My Lords, the problem with pancreatic cancer is that, by the time a patient has symptoms and a diagnosis has been made, it is almost always too late. It hides itself away for far too long. The only way to make a real impact is by having some sort of method of determining whether someone will get pancreatic cancer by having a screening programme. That depends very much on new research into the ways in which we can detect cancer cells from DNA and the peripheral blood. Research into that area is vital if we are to make any impact on pancreatic cancer. Does the noble Lord agree?
I absolutely agree on that point. I hoped we would pass the “Lord Young test” with a jargon-free and, at least, succinct White Paper—the Life Sciences Sector Deal 2, which we published recently. It outlines some very important commitments to research in this area, including the creation of new early diagnosis cohorts, using a cohort of healthy people to look for early signs. That is one of the investments we are making, as well as investment through the National Institute for Health Research. We are looking for those exciting innovations, like liquid biopsies, that can help us get the signs earlier.

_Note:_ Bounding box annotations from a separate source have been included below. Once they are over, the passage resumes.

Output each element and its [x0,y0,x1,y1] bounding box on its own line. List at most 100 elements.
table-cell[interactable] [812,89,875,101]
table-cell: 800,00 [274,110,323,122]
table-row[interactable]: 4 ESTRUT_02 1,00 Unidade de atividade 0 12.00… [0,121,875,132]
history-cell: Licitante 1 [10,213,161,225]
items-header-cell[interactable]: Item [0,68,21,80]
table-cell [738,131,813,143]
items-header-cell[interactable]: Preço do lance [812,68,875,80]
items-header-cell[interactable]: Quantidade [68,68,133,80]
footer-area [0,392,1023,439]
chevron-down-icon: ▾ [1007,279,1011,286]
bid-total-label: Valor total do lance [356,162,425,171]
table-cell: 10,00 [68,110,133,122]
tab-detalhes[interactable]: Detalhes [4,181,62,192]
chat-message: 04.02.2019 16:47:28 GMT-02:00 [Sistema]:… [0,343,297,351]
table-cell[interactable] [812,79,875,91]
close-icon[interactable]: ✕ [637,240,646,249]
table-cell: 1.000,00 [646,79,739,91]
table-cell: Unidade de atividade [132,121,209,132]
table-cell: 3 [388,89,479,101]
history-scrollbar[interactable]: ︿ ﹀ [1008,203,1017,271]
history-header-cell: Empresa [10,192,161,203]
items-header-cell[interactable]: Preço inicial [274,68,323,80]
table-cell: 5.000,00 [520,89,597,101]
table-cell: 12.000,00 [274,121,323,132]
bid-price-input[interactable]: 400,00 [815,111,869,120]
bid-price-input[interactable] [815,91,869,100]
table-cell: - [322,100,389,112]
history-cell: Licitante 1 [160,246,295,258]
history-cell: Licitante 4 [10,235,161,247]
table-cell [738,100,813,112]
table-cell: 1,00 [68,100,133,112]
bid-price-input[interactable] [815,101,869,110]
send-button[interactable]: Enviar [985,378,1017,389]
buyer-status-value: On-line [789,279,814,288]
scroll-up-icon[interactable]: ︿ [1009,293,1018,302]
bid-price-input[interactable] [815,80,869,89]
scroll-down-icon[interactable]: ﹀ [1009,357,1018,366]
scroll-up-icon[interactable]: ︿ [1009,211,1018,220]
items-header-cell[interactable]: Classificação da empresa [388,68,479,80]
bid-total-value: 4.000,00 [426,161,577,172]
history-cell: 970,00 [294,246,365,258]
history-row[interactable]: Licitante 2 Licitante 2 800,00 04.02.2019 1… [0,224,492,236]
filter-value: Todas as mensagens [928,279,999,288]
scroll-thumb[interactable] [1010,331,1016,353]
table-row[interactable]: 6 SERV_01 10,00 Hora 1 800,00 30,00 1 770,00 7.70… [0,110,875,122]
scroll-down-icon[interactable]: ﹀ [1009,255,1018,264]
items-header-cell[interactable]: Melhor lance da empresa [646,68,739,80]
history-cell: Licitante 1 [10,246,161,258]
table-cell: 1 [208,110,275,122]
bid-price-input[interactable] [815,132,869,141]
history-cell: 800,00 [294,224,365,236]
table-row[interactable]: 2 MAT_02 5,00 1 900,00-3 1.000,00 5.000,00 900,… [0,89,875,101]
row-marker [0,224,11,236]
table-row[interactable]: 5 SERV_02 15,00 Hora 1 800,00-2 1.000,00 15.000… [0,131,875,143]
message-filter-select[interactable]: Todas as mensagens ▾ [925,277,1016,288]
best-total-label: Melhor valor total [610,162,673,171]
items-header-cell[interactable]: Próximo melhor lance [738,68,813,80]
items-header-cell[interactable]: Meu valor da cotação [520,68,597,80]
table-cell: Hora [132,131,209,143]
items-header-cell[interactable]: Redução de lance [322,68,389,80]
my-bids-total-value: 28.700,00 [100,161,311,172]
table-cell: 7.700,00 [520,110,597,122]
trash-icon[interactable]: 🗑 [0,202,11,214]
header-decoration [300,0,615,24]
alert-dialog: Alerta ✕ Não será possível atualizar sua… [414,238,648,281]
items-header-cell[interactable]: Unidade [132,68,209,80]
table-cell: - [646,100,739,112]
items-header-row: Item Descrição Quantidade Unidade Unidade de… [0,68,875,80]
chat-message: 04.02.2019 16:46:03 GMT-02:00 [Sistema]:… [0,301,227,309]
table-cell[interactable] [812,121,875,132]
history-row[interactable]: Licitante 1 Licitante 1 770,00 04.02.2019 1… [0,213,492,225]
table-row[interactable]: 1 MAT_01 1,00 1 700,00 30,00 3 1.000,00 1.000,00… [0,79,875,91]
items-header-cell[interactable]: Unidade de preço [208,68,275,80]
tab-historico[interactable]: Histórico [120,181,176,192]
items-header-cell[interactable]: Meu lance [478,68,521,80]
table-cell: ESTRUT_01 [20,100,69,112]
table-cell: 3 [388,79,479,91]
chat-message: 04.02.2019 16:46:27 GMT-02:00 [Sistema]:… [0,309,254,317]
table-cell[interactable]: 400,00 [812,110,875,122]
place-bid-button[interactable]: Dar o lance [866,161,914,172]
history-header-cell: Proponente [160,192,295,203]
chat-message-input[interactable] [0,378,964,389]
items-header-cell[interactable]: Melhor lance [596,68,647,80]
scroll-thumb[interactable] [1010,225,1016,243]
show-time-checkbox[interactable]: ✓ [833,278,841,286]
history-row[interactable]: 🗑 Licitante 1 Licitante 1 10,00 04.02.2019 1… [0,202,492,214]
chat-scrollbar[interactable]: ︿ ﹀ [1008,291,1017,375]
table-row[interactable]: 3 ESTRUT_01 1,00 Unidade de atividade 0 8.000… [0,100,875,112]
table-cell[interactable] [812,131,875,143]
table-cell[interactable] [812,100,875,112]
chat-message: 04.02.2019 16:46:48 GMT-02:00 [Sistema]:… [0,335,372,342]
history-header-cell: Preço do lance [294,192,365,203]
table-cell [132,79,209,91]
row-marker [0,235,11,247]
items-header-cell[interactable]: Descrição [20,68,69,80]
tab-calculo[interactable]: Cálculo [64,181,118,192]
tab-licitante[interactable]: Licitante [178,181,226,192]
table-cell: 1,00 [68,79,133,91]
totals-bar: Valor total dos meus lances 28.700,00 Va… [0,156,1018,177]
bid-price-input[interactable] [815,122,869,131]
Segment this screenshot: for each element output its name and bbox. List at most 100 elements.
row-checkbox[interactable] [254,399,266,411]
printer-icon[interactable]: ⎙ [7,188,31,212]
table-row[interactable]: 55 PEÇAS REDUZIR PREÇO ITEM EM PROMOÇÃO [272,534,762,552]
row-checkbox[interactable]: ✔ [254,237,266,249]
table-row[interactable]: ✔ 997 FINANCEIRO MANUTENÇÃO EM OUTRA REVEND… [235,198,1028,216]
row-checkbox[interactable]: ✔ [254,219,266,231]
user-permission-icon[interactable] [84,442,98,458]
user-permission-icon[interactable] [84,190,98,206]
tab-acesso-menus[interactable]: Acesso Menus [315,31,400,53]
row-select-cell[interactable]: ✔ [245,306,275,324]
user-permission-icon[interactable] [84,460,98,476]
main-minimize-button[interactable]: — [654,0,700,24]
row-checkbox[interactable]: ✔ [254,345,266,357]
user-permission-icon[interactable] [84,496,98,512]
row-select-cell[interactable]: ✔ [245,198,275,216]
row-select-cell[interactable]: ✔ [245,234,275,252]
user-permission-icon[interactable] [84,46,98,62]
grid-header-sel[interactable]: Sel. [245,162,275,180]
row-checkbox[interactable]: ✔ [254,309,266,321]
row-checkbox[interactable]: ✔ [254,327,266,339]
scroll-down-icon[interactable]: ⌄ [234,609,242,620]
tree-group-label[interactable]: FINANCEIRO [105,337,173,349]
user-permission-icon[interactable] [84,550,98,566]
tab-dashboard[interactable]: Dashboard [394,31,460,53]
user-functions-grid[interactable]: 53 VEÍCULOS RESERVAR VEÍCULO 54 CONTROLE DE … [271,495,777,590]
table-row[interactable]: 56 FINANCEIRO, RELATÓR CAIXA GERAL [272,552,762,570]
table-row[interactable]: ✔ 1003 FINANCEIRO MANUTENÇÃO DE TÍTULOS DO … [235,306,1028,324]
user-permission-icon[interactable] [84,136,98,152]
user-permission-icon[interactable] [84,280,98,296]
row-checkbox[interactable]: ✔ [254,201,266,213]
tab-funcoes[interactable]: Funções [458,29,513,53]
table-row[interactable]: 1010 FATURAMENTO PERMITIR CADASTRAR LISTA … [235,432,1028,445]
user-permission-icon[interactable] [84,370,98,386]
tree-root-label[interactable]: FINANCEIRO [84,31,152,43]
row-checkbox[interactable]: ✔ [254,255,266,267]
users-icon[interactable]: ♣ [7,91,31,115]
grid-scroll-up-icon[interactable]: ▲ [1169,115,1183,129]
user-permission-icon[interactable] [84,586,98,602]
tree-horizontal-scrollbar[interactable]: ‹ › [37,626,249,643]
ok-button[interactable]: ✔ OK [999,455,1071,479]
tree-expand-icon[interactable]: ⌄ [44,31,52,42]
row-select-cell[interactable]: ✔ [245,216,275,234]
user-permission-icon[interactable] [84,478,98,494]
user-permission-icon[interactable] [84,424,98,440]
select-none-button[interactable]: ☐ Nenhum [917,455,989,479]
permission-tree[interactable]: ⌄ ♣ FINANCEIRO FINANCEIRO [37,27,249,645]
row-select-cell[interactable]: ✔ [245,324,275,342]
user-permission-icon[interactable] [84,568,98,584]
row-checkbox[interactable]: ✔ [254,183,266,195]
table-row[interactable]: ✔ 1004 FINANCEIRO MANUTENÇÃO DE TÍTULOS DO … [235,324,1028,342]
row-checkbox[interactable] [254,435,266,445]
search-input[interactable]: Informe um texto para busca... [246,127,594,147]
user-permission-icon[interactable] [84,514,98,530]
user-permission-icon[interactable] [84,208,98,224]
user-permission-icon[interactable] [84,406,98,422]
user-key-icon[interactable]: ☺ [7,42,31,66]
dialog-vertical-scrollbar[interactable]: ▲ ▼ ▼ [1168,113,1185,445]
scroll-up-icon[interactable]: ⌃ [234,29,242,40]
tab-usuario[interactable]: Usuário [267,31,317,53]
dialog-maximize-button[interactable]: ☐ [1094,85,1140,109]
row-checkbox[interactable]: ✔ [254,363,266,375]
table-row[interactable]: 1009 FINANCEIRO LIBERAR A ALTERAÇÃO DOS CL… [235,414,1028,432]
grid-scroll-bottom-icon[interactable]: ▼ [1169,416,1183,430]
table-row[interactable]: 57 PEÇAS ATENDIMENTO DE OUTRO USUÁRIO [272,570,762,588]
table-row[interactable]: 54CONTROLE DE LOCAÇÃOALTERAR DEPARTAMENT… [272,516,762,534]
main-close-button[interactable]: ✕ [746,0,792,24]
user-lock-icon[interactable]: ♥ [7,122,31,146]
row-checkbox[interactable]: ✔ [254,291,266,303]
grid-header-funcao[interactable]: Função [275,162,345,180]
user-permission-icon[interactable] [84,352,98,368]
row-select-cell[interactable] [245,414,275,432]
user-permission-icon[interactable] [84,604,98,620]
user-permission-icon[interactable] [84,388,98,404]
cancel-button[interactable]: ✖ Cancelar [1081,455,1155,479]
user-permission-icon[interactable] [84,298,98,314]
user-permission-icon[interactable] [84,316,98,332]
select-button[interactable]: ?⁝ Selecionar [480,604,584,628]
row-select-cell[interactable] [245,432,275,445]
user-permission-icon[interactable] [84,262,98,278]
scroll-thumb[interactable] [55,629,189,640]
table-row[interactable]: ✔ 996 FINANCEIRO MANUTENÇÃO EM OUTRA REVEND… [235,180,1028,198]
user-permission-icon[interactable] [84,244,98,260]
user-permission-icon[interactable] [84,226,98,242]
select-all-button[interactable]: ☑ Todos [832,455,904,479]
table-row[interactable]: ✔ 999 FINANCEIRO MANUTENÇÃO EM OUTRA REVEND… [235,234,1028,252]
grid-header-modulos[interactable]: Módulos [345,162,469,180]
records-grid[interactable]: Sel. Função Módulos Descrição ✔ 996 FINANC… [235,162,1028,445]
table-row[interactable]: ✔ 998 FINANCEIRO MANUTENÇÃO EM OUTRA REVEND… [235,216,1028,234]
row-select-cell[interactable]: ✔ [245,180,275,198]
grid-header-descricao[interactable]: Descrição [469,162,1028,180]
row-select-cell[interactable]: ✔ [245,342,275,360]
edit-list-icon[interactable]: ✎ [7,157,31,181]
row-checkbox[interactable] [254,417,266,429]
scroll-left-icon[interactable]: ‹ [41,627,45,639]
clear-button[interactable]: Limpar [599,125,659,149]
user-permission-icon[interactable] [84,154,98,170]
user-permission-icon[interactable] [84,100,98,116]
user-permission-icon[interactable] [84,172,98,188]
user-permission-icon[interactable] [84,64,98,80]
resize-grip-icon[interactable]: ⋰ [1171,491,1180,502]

My Lords, as has been pointed out, it is not about the time to treatment but the time to diagnosis. Clearly, early diagnosis is the key. In Europe, the outcome for pancreatic cancer is often better than in the UK because patients have access directly to specialist care, whereas we rely on our GPs to be the gatekeepers, and that is where the problem lies. What measures will be taken to ensure that patients can have access to specialist care much earlier?
My noble friend speaks with great wisdom on this topic, and he is absolutely right. I would point to two improvements that have happened in recent years. First, the NICE standard threshold for when GPs should make referrals has been lowered, so they ought to refer more often. Secondly, we are seeing a big increase in referrals to cancer specialists: there have been over 115% more referrals since 2010. We are starting to see much greater referrals from GPs to specialists.
My Lords, the Birmingham service has shown that a one-stop clinic for diagnosis and treatment for pancreatic cancer has improved survival rates. Does the Minister agree that our long-term ambition over the next five years should be to develop one-stop clinics and immediate treatment for all cancers, if we are to improve our cancer outcomes?
The noble Lord makes a very powerful case. Indeed, I believe that is the precise model for the rapid diagnostic centres, which are multidisciplinary and not disease specific. They are looking for often vague and hard-to-find signs and developing expertise in that. In October, the Prime Minister announced that is precisely what will be rolled out nationwide.